When
the catbirds had not talked to me for over seven days I thought it was safe to cut
back the bush that they asked me to leave alone several weeks ago.
It
wasn’t.
The
little gray birds have been a small, but vocal, part of our yard’s warm weather
avian population for as long as Mars and I have lived at this address – over
thirty-eight years. As has the imperiled
and overgrown large green bush that, along with other flora, separates the two
halves of the yard at the south end of our property. Only three times in four decades of my landscaping
memory have the feathered residents interfered with my yard maintenance efforts
– just now, last month, and a few years previously. And each vignette played out exactly the same
way.
Normally
I try to keep this particular shrub at around my six-foot-plus height. But that
preceding year, for whatever reason, I had let it go since spring and the plant
had gotten to be about eight feet tall with a new growth that had plenty of time
to thicken up.
Mars
had given me some new pruning shears with adjustable handles, which (with a
twist) telescope to double their normal length, thus allowing me to take on
tasks like the one in front of me. Using the longer version of the tool is a
little hard on my arms since the center of gravity shifts and I have to operate
it most of the time at full arm's length. But I figure that it's pretty good
exercise for an area of my body that never had much of a workout until I
discovered the joys of destructive gardening.
I
had just started snipping away when I heard the distinctive cat-like
"mew" call – or as Oliver Wendell Holmes (Boston-based physician,
poet, professor, lecturer, and author) phrased more lyrically:
“I
hear the whispering voice of spring,
the
thrush's trill, the catbird's cry.”
But
unlike previous iterations of the mewling, this sound was not emanating from an
invisible source on high but rather from the immediate proximity of the
slashing metal blades. And the tone was different - much more threatening. Also
there seemed to be more than one speaker - although with the thick leaves I
never really saw anyone. I did however hear the flapping of wings.
I
stopped immediately and went inside to tell Mars about my accidental discovery.

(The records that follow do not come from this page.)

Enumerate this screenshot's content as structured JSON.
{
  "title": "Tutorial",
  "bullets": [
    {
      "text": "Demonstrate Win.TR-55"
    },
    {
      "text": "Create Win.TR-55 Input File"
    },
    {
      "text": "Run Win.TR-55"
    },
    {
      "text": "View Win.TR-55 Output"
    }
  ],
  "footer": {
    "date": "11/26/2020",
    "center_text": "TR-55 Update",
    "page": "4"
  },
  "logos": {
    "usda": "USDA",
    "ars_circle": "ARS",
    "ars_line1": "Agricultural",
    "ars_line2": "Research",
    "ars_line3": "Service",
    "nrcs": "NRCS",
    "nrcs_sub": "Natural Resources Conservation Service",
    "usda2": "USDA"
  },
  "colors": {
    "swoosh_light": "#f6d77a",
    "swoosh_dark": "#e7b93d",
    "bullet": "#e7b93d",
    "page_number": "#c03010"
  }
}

And the bush remained un-pruned. Until
this year that was the only time in over three decades that I came upon the little
gray bird’s nesting place.
Normally
a pair of catbirds shows up in our yard sometime in May; scouts it out for a
couple of days; then settles in somewhere out of sight but not out of
sound. I should explain that while we do
not live in a forest, there are numerous tightly-packed bushes and small dense trees
along our borders. Several of these are
berry producers, among them blueberry bushes, which we coincidentally removed
this year after several seasons of minimal output. And for which we compensated by adding several
more bird-centric fruit-bearers to another one of our perennial beds.
All
that, plus a 24 x 7 x 52 feeding station that supplies black oily sunflower and
thistle seeds makes our part of town a pretty good place for CT avifauna to hang
out. (There are a couple of neighborhood
feline predators and an occasional hawk to add to the excitement – but neither
of these has, as far as I’ve seen, made any dent in the catbird community.)
Anyway,
sometime in mid summer a third and perhaps fourth and fifth young catbird would
arrive on the scene, pecking away at our bird food supply and mewing at us from
various venues around our yard – fence posts, roof gutters, barbecue grill
covers and most often hidden behind the thick greenery like the indigenous
Invisible People in the 1985 movie “The Emerald Forest”.
And
this year at least one of them has taken to talking to me each evening when I
go out back near their woodland hideaway to fill the aforementioned seed
feeders. His vocabulary is not particularly
varied. In general it seems to be the friendly
catlike “mew” that earned the bird its name.
But other times there is a series of random noises that the Cornell
University Ornithology Lab describes as “whistles, squeaks, gurgles, whines,
and nasal tones.” As for myself I try to
limit my responses to an occasional “nice weather we’re having” or “how about
those Yankees?”
Then
ten days ago, or so, our nightly chats just kind of stopped happening. Nor did I see the LGBs around anywhere. So I figured, good chance to finish my
pruning job. However the response that
I got from within the under-attack bush the other day was familiar – decidedly
anti-conversational and actually downright hostile.
So
that particular shrub will once again remain twenty percent untrimmed for the
duration. The problem will be figuring
out when exactly that length of time ends.
I’m certainly not expecting the catbirds to tell me.